Le style de vie introverti choisi par Lou fonctionne bien en termes de son arc rédempteur inévitable, doucement développé. Sa motivation n’est pas uniquement de sauver une demoiselle de la taille d’une pinte en détresse, bien que ce soit un objectif, mais de réparer certains torts antérieurs, même avec le ravisseur. Contrairement au héros au cœur de Personne, attirée par la violence parce que son ego en prend un coup, elle est appelée à agir pour sauver quelqu’un de plus grand qu’elle. Le fait qu’il offre un moyen de parvenir à ses fins – peut-être mettre fin à sa vie en aidant quelqu’un d’autre – l’aide à expier les transgressions passées qui pèsent silencieusement sur ses épaules.

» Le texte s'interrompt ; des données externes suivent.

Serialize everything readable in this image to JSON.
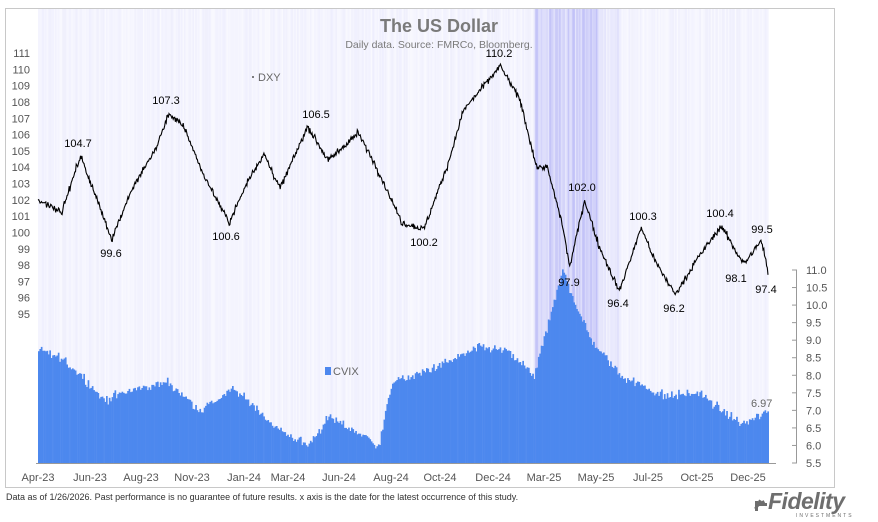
{
  "chart_data": {
    "type": "line",
    "title": "The US Dollar",
    "subtitle": "Daily data.  Source: FMRCo, Bloomberg.",
    "x_tick_labels": [
      "Apr-23",
      "Jun-23",
      "Aug-23",
      "Nov-23",
      "Jan-24",
      "Mar-24",
      "Jun-24",
      "Aug-24",
      "Oct-24",
      "Dec-24",
      "Mar-25",
      "May-25",
      "Jul-25",
      "Oct-25",
      "Dec-25"
    ],
    "left_axis": {
      "ticks": [
        95,
        96,
        97,
        98,
        99,
        100,
        101,
        102,
        103,
        104,
        105,
        106,
        107,
        108,
        109,
        110,
        111
      ],
      "ylim": [
        95,
        111
      ]
    },
    "right_axis": {
      "ticks": [
        5.5,
        6.0,
        6.5,
        7.0,
        7.5,
        8.0,
        8.5,
        9.0,
        9.5,
        10.0,
        10.5,
        11.0
      ],
      "ylim": [
        5.5,
        11.0
      ]
    },
    "series": [
      {
        "name": "DXY",
        "axis": "left",
        "points": [
          [
            "2023-04-01",
            102.0
          ],
          [
            "2023-04-20",
            101.6
          ],
          [
            "2023-05-05",
            101.3
          ],
          [
            "2023-05-31",
            104.7
          ],
          [
            "2023-06-20",
            102.4
          ],
          [
            "2023-07-14",
            99.6
          ],
          [
            "2023-08-10",
            102.5
          ],
          [
            "2023-09-15",
            105.2
          ],
          [
            "2023-10-03",
            107.3
          ],
          [
            "2023-10-25",
            106.4
          ],
          [
            "2023-11-20",
            103.6
          ],
          [
            "2023-12-27",
            100.6
          ],
          [
            "2024-01-25",
            103.4
          ],
          [
            "2024-02-14",
            104.8
          ],
          [
            "2024-03-08",
            102.7
          ],
          [
            "2024-04-16",
            106.5
          ],
          [
            "2024-05-15",
            104.4
          ],
          [
            "2024-06-26",
            106.1
          ],
          [
            "2024-07-20",
            104.2
          ],
          [
            "2024-08-27",
            100.6
          ],
          [
            "2024-09-27",
            100.2
          ],
          [
            "2024-10-31",
            104.2
          ],
          [
            "2024-11-22",
            107.5
          ],
          [
            "2025-01-13",
            110.2
          ],
          [
            "2025-02-10",
            108.1
          ],
          [
            "2025-03-05",
            104.0
          ],
          [
            "2025-03-20",
            104.0
          ],
          [
            "2025-04-10",
            100.6
          ],
          [
            "2025-04-21",
            97.9
          ],
          [
            "2025-05-12",
            102.0
          ],
          [
            "2025-06-01",
            99.2
          ],
          [
            "2025-06-30",
            96.4
          ],
          [
            "2025-07-31",
            100.3
          ],
          [
            "2025-08-20",
            98.2
          ],
          [
            "2025-09-17",
            96.2
          ],
          [
            "2025-10-20",
            98.5
          ],
          [
            "2025-11-21",
            100.4
          ],
          [
            "2025-12-15",
            98.6
          ],
          [
            "2025-12-24",
            98.1
          ],
          [
            "2026-01-08",
            99.0
          ],
          [
            "2026-01-16",
            99.5
          ],
          [
            "2026-01-23",
            98.3
          ],
          [
            "2026-01-26",
            97.4
          ]
        ]
      },
      {
        "name": "CVIX",
        "axis": "right",
        "chart_type": "bar",
        "points": [
          [
            "2023-04-01",
            8.7
          ],
          [
            "2023-05-01",
            8.5
          ],
          [
            "2023-06-01",
            8.0
          ],
          [
            "2023-07-01",
            7.3
          ],
          [
            "2023-08-15",
            7.6
          ],
          [
            "2023-10-01",
            7.8
          ],
          [
            "2023-11-15",
            7.0
          ],
          [
            "2024-01-01",
            7.6
          ],
          [
            "2024-02-01",
            7.1
          ],
          [
            "2024-03-01",
            6.5
          ],
          [
            "2024-04-15",
            6.0
          ],
          [
            "2024-05-15",
            6.8
          ],
          [
            "2024-07-01",
            6.3
          ],
          [
            "2024-07-25",
            6.0
          ],
          [
            "2024-08-12",
            7.8
          ],
          [
            "2024-09-15",
            8.0
          ],
          [
            "2024-11-01",
            8.4
          ],
          [
            "2024-12-15",
            8.8
          ],
          [
            "2025-01-20",
            8.7
          ],
          [
            "2025-03-01",
            8.0
          ],
          [
            "2025-04-11",
            11.0
          ],
          [
            "2025-04-25",
            10.2
          ],
          [
            "2025-05-20",
            9.0
          ],
          [
            "2025-07-01",
            8.0
          ],
          [
            "2025-09-01",
            7.4
          ],
          [
            "2025-10-20",
            7.5
          ],
          [
            "2025-11-20",
            7.0
          ],
          [
            "2025-12-20",
            6.6
          ],
          [
            "2026-01-26",
            6.97
          ]
        ]
      }
    ],
    "annotations": [
      "104.7",
      "99.6",
      "107.3",
      "100.6",
      "106.5",
      "100.2",
      "110.2",
      "97.9",
      "102.0",
      "96.4",
      "100.3",
      "96.2",
      "100.4",
      "98.1",
      "99.5",
      "97.4",
      "6.97"
    ],
    "legend": [
      "DXY",
      "CVIX"
    ],
    "grid": false,
    "colors": {
      "dxy": "#000000",
      "cvix": "#4d88ee",
      "shading": "#7f7fef"
    }
  },
  "footnote": "Data as of 1/26/2026. Past performance is no guarantee of future results. x axis is the date for the latest occurrence of this study.",
  "logo": {
    "name": "Fidelity",
    "sub": "INVESTMENTS"
  }
}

Les séquences de combat professionnelles sont décousues, habiles et exécutées avec précision, jamais peuplées de mouvements surutilisés. Le coordinateur des cascades Dan Shea et le chorégraphe de combat Daniel Bernhardt utilisent des objets du quotidien pour que Lou les transforme en armes, qu’il s’agisse d’une boîte de soupe grossièrement ouverte ou d’une marmite bouillante sur une cuisinière. Ces coups de poing granuleux et crasseux laissent de la saleté sous les ongles de ces personnages. Une séquence de combat au corps à corps culminante où deux personnages mutilés s’affrontent au milieu des vagues agitées de l’océan est alimentée par la colère, le chagrin et le regret. Le moment, s’appuyant fortement sur la partition sombre et lugubre du compositeur Nima Fakhrara, souligne qu’il n’y a pas de gagnants. Chacun a quelque chose de majeur à perdre, de sa culpabilité à sa gloire.

Lou | Bande-annonce officielle | Netflix

Entre les mains expertes de Janney, notre héroïne est pleinement étoffée, mais maigre avec plus de cartilage sur l’os que de viande. Elle livre des doublures zingy ainsi qu’elle fait un coup de poing KO. Sa tournure rafraîchissante sur cet archétype, mélangeant la bravade et les fanfaronnades masculines avec l’esprit et la sagesse féminines, élève le matériau spartiate. La performance de Smollett n’atteint pas tout à fait le même niveau – malheureusement car elle est une voleuse de scène si dynamique dans Oiseaux de proie et Tête d’araignée. Le désespoir d’Hannah reste à la surface, mais lorsqu’elle est appelée à donner une dimension supplémentaire à ses scénarios d’autocuiseur qui s’ensuivent, elle hésite. La scène où elle expose ses cicatrices à Lou est conçue pour être un moment révélateur, mais plutôt que d’élargir la portée émotionnelle, elle n’évolue jamais au-delà du superficiel.

De minuscules touches innovantes dans la construction de l’image, de ses composants narratifs à ses éléments techniques, gardent les choses convaincantes et propulsives. Le film de Foerster ne s’intéresse pas à une réinvention totale, ni particulièrement à la déconstruction et à la remise en question des tropes de genre. LouLe succès de réside dans la rationalisation des rythmes attendus d’un film où un acteur sérieux commence à botter le cul, et de les peaufiner légèrement pour que chaque coup de poing atterrisse avec une puissance convaincante, sinon tout à fait unique.